Three middle-aged sisters, Beryl (Jill Walsh), Ruby (Karen Strahan) and Pearl (Lisa McClelland), used to be a group called the Diamond Sisters, but they never made it. Beryl has settled for domesticity with pine-furniture salesman Charlie Cheapside (Gordon Nicholson), Ruby has made a corporate marriage to pretentious and dodgy businessman Godfrey Goldsmith (John Kelly) and only Pearl is still trying unsuccessfully to follow the performing dream. The return of Phyllis (Gaye Reid), over the hill but still dancing, reignites the old ambitions.
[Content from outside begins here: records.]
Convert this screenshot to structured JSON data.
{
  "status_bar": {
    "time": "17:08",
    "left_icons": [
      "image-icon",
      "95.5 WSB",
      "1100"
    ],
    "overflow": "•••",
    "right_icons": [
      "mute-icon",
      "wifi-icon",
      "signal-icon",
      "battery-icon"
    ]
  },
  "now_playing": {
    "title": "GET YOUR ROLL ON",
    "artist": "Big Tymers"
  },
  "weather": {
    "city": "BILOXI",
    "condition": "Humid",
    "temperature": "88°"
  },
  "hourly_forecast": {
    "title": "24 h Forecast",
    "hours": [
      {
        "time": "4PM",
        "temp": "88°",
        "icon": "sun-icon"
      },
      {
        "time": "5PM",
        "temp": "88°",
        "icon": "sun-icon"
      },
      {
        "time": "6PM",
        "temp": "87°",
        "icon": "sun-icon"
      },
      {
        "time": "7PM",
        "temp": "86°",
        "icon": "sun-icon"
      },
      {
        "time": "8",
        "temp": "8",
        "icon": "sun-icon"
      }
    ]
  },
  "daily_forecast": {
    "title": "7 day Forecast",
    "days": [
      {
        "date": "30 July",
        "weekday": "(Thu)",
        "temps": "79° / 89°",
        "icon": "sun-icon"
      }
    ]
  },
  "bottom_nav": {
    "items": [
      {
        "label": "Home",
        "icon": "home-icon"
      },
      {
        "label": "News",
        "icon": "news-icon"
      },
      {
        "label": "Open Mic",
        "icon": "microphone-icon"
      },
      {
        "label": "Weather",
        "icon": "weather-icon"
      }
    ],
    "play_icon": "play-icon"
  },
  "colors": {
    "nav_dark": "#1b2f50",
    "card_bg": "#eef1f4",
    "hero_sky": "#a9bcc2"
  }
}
At least that seems to be the line the piece is trying to follow, but the potential emotional energy of that story gets bogged down in some overexpanded sketch material concerning the celebration of Beryl and Charlie's 25th anniversary and a secondary plot involving Godfrey's dodgy business advice and a manipulative French maid (Angela Lount). There's an amount of floundering amid unfunny gags and stereotypes.
Strahan and Walsh not only wrote the book, music and lyrics, but also play two of the leading roles.
Nicholson is also on stage as Beryl's husband, but he is the director, the third one to work on the production. (Stephen Pike had to withdraw for health reasons and Sydney director Rodney Fisher pulled out because he reportedly considered the piece had dramaturgical problems.)
An enormous effort has clearly been put in to bring the piece to the stage, despite these difficulties, but there needs to be someone standing back and looking at how the show is working, and that's usually the director.
Late in the piece, there is a song, All I Have is Me, when Beryl, Ruby and Pearl and Phyllis take a moment out of the mayhem to reflect separately and collectively on their lives.
It's too late in the piece to help, but it's a good moment, with some intensity, that may point the way to deeper musical and dramatic possibilities in the play when the season is over and the script has been sitting in the writers' bottom drawer for a while.
Winging My Way to the Top. Book, music and lyrics by Karen Strahan and Jill Walsh. Directed by Gordon Nicholson. Musical Director John Black. Choreography by Michelle Heine. The Queanbeyan Performing Arts Centre. Until May 17.